Every three hours, a woman is murdered in South Africa according to official statistics, with as many as 3000 having lost their lives in 2018 alone.

Koleka Putuma is no stranger to these shameful statistics or uncomfortable conversations.

Controversial Poems such as “No Easter Sunday for Queers”, “Coming Home” and “Suicide” are an indication of her resolve to address the unconventional.

And she does so without fear or favour.

Her newest poem, “Every Three Hours” is in line with her fearless approach to telling uncomfortable stories.

The poem speaks about the rate at which women are murdered in South Africa, the lack of autonomy, safe spaces, effective policing and failing justice system, all of which have little regard for the bodies and lives of South African women.

Published on the Johannesburg Review of Books, an excerpt of the poem reads as follows:

*Every 3 hours, one of us does not make it

this country hangs our dignity at half-mast.
waves our bodies as lessons to be learnt.
as moments that should teach us something.
as modules. tests. experiments.
my existence is not for your teaching
to dislocate my mother’s throat six feet under
and compensate her grief with scholarships and amended policies.

policies that have gathered dust before they have even been drafted.

You can read the rest of the poem here.

Koleka Putuma is an award-winning poet, playwright and theatre director.
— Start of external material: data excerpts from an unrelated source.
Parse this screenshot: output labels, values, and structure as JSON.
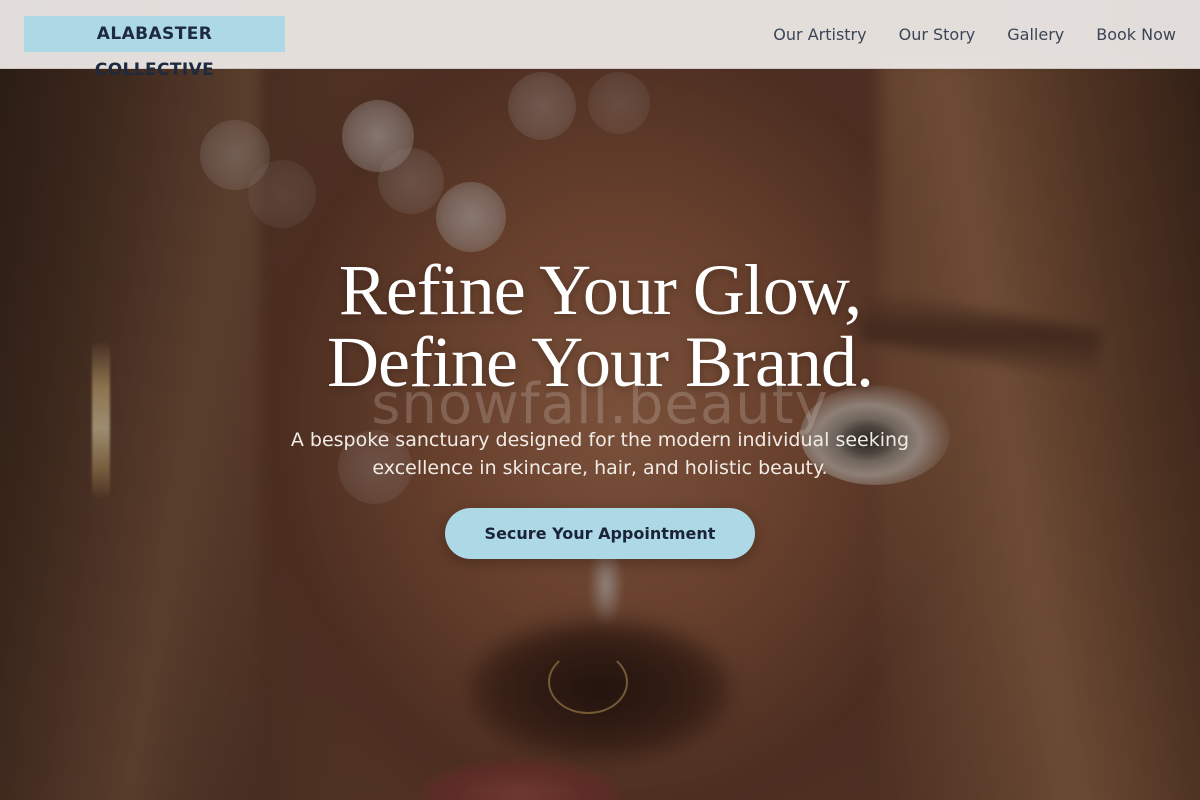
{
  "header": {
    "logo": "ALABASTER COLLECTIVE",
    "nav": [
      {
        "label": "Our Artistry"
      },
      {
        "label": "Our Story"
      },
      {
        "label": "Gallery"
      },
      {
        "label": "Book Now"
      }
    ]
  },
  "hero": {
    "title_line1": "Refine Your Glow,",
    "title_line2": "Define Your Brand.",
    "subtitle": "A bespoke sanctuary designed for the modern individual seeking excellence in skincare, hair, and holistic beauty.",
    "cta_label": "Secure Your Appointment",
    "watermark": "snowfall.beauty"
  },
  "colors": {
    "accent": "#add8e6",
    "logo_text": "#1e2a3e",
    "nav_text": "#3a4556",
    "hero_text": "#ffffff"
  }
}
Her bestselling debut collection of poems, Collective Amnesia (2017), has taken the South African literary scene by storm and is in its ninth print run.

It has also quickly been prescribed at South African universities, as well as at Gothenburg University in Sweden. It was recently awarded the 2018 Glenna Luschei Prize for African Poetry.

It has been translated into Spanish and released in Madrid by Flores Rara. A German translation is forthcoming from Wunderhorn Publishing House later this year, and a Danish translation will be published by Rebel With a Cause in Denmark in 2020.